If we continue to pull the thread, we see the origins of roti take us back to the origins of flatbread. First Law Comic writes of a Persian origin, “In 500 B.C., records exist that indicate that Persian soldiers baked a flatbread on their shields which they then covered with cheese and dates.” This takes my mind back to “zaruki,” a Persian word which thanks to a friend’s investigation (thanks, Sep and Sep’s dad!), we find it has several translations in Farsi: including yelling in pain from a bee sting or snake bite. “And in some part of Kerman, the province Zaruki is in,” writes Sep (whose dad is fluent in Farsi) via text, “it is a name of a type of bee.” Bee stings cause hot swollen bumps, much like the hot air bubbles that form in a tortilla. Could there be a correlation?
The truth is, I don’t have an answer, Mexican history has many gaping holes and with it, many origins.

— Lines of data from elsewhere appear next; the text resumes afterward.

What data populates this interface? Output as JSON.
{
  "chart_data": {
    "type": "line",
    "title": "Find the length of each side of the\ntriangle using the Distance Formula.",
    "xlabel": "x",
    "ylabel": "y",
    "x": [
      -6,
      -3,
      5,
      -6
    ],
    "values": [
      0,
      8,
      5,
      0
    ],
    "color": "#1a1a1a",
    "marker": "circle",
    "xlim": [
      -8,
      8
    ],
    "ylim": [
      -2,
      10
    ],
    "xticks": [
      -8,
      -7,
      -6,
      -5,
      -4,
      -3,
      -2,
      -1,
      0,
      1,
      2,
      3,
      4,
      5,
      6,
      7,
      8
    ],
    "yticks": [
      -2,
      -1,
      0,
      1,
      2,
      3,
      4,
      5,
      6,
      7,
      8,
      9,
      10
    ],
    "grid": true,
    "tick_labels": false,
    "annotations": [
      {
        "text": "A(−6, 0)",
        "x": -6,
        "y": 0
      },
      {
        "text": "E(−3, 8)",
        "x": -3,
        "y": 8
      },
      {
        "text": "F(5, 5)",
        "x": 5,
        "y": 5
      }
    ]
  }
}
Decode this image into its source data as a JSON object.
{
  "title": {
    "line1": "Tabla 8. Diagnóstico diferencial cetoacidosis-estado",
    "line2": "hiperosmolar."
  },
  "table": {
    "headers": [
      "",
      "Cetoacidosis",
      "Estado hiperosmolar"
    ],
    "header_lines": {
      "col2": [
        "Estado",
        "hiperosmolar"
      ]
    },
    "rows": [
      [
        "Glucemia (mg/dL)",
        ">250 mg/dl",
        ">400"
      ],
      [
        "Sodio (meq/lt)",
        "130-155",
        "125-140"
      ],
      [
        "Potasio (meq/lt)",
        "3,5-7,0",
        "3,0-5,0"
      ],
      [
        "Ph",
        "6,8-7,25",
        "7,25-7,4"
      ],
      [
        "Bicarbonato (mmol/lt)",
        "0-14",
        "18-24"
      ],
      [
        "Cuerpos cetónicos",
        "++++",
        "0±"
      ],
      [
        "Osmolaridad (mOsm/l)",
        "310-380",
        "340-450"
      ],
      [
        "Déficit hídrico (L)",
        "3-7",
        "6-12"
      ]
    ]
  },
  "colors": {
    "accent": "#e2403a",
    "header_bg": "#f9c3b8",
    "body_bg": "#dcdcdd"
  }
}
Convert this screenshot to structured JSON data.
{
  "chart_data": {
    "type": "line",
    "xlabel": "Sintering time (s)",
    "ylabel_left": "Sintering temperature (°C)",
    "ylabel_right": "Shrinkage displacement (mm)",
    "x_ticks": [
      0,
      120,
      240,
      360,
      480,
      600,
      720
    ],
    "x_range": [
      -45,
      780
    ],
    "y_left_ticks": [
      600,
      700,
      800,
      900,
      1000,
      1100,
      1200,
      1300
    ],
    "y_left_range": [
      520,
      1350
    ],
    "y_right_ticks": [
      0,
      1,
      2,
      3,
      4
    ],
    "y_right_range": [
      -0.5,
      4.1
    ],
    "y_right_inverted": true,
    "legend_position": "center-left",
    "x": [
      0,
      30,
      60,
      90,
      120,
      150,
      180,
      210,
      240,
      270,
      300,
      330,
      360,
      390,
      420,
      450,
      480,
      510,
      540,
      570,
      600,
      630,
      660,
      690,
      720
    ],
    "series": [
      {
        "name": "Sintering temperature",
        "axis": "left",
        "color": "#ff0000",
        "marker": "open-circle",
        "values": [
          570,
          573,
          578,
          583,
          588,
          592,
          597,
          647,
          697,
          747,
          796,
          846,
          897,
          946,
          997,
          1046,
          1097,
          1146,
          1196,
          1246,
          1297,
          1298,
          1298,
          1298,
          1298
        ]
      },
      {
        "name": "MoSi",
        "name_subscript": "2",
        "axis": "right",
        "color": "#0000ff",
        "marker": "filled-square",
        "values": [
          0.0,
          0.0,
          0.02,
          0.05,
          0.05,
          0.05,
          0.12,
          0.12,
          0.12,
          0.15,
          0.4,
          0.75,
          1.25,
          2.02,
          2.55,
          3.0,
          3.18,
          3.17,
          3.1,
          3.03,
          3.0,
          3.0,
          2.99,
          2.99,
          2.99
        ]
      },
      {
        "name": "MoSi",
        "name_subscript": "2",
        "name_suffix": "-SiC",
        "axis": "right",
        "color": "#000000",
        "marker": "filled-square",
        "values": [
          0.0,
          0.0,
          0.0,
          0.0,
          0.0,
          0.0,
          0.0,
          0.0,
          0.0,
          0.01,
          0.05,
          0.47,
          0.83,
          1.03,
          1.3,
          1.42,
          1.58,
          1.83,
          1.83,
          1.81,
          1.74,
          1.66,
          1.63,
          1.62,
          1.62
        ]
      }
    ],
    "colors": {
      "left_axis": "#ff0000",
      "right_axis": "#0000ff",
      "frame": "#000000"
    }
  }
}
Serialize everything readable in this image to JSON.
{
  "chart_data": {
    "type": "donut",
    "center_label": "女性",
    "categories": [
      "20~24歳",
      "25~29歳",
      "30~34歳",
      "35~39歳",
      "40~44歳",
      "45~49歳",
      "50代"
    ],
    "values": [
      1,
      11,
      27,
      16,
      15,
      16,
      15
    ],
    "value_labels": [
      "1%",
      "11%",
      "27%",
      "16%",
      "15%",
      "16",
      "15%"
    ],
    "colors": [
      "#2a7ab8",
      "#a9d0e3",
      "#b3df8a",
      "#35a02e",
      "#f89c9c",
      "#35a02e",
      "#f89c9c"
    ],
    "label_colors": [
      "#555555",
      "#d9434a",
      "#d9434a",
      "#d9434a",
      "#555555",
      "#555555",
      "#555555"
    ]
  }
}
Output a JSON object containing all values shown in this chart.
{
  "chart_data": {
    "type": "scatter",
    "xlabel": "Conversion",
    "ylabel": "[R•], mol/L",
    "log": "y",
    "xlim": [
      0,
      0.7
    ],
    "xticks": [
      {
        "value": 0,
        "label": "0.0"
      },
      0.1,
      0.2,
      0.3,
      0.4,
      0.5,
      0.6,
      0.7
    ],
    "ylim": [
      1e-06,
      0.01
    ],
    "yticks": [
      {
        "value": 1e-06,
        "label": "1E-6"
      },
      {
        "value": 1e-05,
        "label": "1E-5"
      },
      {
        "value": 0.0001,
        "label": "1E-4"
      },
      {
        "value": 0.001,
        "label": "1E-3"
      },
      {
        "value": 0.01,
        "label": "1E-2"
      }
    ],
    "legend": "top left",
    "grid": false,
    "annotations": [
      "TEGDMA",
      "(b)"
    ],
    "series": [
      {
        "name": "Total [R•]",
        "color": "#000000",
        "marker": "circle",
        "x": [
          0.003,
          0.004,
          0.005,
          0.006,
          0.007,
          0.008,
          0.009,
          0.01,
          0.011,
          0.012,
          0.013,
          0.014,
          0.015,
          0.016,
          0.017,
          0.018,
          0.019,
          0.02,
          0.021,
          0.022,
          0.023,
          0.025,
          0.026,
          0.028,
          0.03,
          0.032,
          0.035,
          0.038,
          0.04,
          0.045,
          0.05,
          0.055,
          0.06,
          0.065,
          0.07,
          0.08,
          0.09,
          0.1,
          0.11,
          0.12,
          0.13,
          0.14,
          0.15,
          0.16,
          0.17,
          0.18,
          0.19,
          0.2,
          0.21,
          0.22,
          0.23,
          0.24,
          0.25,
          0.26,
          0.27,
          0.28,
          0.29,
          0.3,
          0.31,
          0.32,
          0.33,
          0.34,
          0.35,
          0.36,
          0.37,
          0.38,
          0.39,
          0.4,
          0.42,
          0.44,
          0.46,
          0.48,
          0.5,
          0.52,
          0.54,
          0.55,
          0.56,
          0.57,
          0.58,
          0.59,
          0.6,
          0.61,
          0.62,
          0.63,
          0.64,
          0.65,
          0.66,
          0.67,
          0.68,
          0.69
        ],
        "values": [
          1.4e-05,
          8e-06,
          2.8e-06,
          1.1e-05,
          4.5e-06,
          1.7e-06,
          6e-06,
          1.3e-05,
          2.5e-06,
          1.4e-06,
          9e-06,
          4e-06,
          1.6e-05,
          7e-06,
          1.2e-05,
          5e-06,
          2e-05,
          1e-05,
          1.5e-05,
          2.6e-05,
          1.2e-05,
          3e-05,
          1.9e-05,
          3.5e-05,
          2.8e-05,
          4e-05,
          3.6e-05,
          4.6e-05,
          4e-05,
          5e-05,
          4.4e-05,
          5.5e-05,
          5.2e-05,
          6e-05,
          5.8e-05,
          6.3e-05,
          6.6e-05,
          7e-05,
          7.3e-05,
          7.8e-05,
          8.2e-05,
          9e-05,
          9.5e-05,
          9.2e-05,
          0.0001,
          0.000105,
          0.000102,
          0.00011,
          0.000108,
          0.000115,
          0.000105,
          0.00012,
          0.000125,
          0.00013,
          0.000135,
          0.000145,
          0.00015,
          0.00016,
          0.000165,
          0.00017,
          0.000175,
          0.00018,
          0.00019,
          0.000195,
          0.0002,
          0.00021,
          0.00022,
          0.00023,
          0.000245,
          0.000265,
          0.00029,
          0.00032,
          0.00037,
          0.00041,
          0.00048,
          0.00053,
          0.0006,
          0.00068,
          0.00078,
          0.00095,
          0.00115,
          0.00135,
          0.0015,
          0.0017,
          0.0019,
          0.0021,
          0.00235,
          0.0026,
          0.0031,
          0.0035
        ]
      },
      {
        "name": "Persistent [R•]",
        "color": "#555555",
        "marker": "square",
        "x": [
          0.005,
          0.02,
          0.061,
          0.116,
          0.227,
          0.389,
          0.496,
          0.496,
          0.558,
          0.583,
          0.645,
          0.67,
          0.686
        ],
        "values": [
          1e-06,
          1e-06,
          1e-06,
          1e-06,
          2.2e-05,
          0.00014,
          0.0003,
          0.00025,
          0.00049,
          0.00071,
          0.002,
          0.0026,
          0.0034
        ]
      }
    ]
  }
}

And even in seeking answers, I too am probably leaving behind holes for someone else to uncover. I just hold burning questions and jagged theories to fit together like puzzle pieces without a grander picture to draw from. A picture that many before me have worked to put together. I hold its many threads that pull and pull, leading me into different directions, and spirals that sometimes spin me right back to the very beginning. Back to zaruki. Back to roti, mandarin pancakes, and pita––whose flatbreads belong to a people with history in Mexico, whose stories are roots that have been cast aside and buried, leaving tremendous gaps that span centuries. Ones that deserve to see the light of day and be revered, repaired, and remembered. Ones that we hold in the floured moons of our Mexican cuisine; a shred of light to a dark night of many stars we are now left to connect.